Ontwerp verordening nieuwe Wet ruimtelijke ordening vastgesteld
28-4-2009 -
Wanneer is er sprake van een provinciaal belang en wat zijn de
verantwoordelijkheden van gemeenten in ruimtelijke ordeningprocessen?
Dat zijn vragen die deels worden beantwoord in de ontwerp verordening
van de nieuwe Wet ruimtelijke ordening die vandaag door Gedeputeerde
Staten is vastgesteld. Voor een belangrijk deel wordt de doorwerking
van het provinciaal belang geregeld in de verordening. De ontwerp
verordening ligt vanaf 12 mei tot en met 16 juni ter inzage. In die
periode kunnen opmerkingen worden gemaakt. Na de zomer wordt de
ontwerp verordening besproken in de Statencommissie en vastgesteld
door Provinciale Staten.
De ontwerp verordening is voorbereid door het college van Gedeputeerde
Staten en de ad hoc commissie nWro uit de Staten. In ditzelfde verband
is eerder ook de Beleidslijn en Uitvoering Beleidslijn nieuwe Wro
vastgesteld.
De verordening bevat vooral instructies over wat er wel en niet mag
binnen de steden en in het landelijk gebied. Ook maakt de verordening
maatwerk onder voorwaarden mogelijk. Voor gemeenten gaat er het één en
ander veranderen. Ze krijgen meer eigen verantwoordelijkheid en hoeven
bijvoorbeeld bestemmingsplannen niet langer ter goedkeuring aan de
provincie voor te leggen. Daar tegenover staat wel dat als een
gemeente plannen vaststelt, waarvan ze weten dat deze strijdig zijn
met het provinciaal belang, ze de provincie op haar pad zullen vinden.
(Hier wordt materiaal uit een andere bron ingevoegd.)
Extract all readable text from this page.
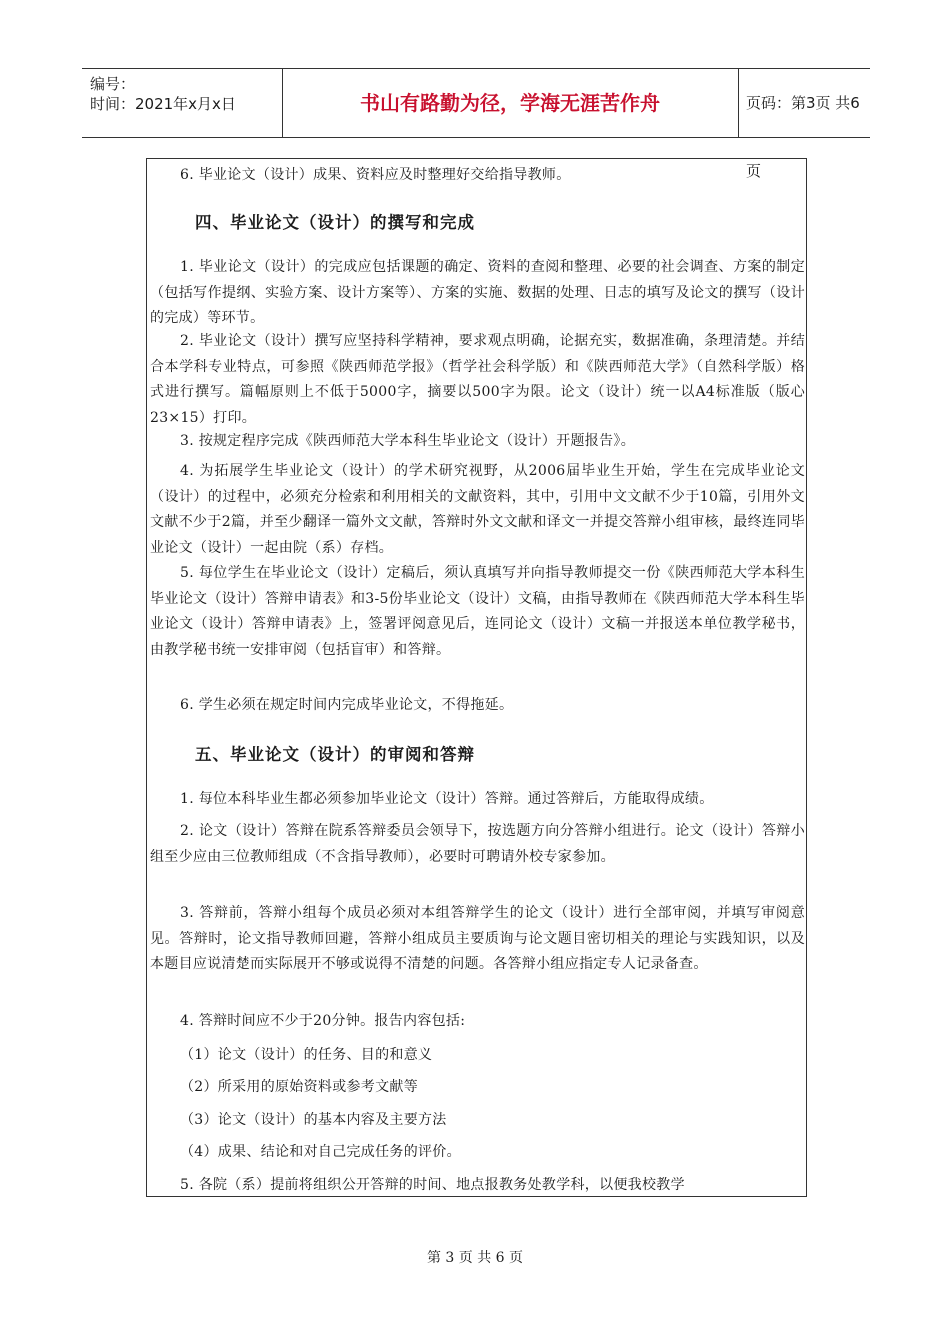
编号：
时间：2021年x月x日	书山有路勤为径，学海无涯苦作舟	页码：第3页 共6页

6. 毕业论文（设计）成果、资料应及时整理好交给指导教师。

四、毕业论文（设计）的撰写和完成

1. 毕业论文（设计）的完成应包括课题的确定、资料的查阅和整理、必要的社会调查、方案的制定（包括写作提纲、实验方案、设计方案等）、方案的实施、数据的处理、日志的填写及论文的撰写（设计的完成）等环节。

2. 毕业论文（设计）撰写应坚持科学精神，要求观点明确，论据充实，数据准确，条理清楚。并结合本学科专业特点，可参照《陕西师范学报》（哲学社会科学版）和《陕西师范大学》（自然科学版）格式进行撰写。篇幅原则上不低于5000字，摘要以500字为限。论文（设计）统一以A4标准版（版心23×15）打印。

3. 按规定程序完成《陕西师范大学本科生毕业论文（设计）开题报告》。

4. 为拓展学生毕业论文（设计）的学术研究视野，从2006届毕业生开始，学生在完成毕业论文（设计）的过程中，必须充分检索和利用相关的文献资料，其中，引用中文文献不少于10篇，引用外文文献不少于2篇，并至少翻译一篇外文文献，答辩时外文文献和译文一并提交答辩小组审核，最终连同毕业论文（设计）一起由院（系）存档。

5. 每位学生在毕业论文（设计）定稿后，须认真填写并向指导教师提交一份《陕西师范大学本科生毕业论文（设计）答辩申请表》和3-5份毕业论文（设计）文稿，由指导教师在《陕西师范大学本科生毕业论文（设计）答辩申请表》上，签署评阅意见后，连同论文（设计）文稿一并报送本单位教学秘书，由教学秘书统一安排审阅（包括盲审）和答辩。

6. 学生必须在规定时间内完成毕业论文，不得拖延。

五、毕业论文（设计）的审阅和答辩

1. 每位本科毕业生都必须参加毕业论文（设计）答辩。通过答辩后，方能取得成绩。

2. 论文（设计）答辩在院系答辩委员会领导下，按选题方向分答辩小组进行。论文（设计）答辩小组至少应由三位教师组成（不含指导教师），必要时可聘请外校专家参加。

3. 答辩前，答辩小组每个成员必须对本组答辩学生的论文（设计）进行全部审阅，并填写审阅意见。答辩时，论文指导教师回避，答辩小组成员主要质询与论文题目密切相关的理论与实践知识，以及本题目应说清楚而实际展开不够或说得不清楚的问题。各答辩小组应指定专人记录备查。

4. 答辩时间应不少于20分钟。报告内容包括:

（1）论文（设计）的任务、目的和意义

（2）所采用的原始资料或参考文献等

（3）论文（设计）的基本内容及主要方法

（4）成果、结论和对自己完成任务的评价。

5. 各院（系）提前将组织公开答辩的时间、地点报教务处教学科，以便我校教学

第 3 页 共 6 页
Niet alle provinciale belangen zijn opgenomen in de verordening. Om de
provinciale belangen te bewaken of te realiseren kan de provincie ook
andere instrumenten inzetten. Dit zijn onder andere zienswijzen die
eventueel gevolgd worden door een beroep, een proactieve aanwijzing of
een inpassingsplan.
Voor alle ruimtelijke ordeningstrajecten geldt dat de provincie vooraf
met gemeenten wil overleggen (indien nodig) om de planvorming zo
voorspoedig mogelijk te laten verlopen.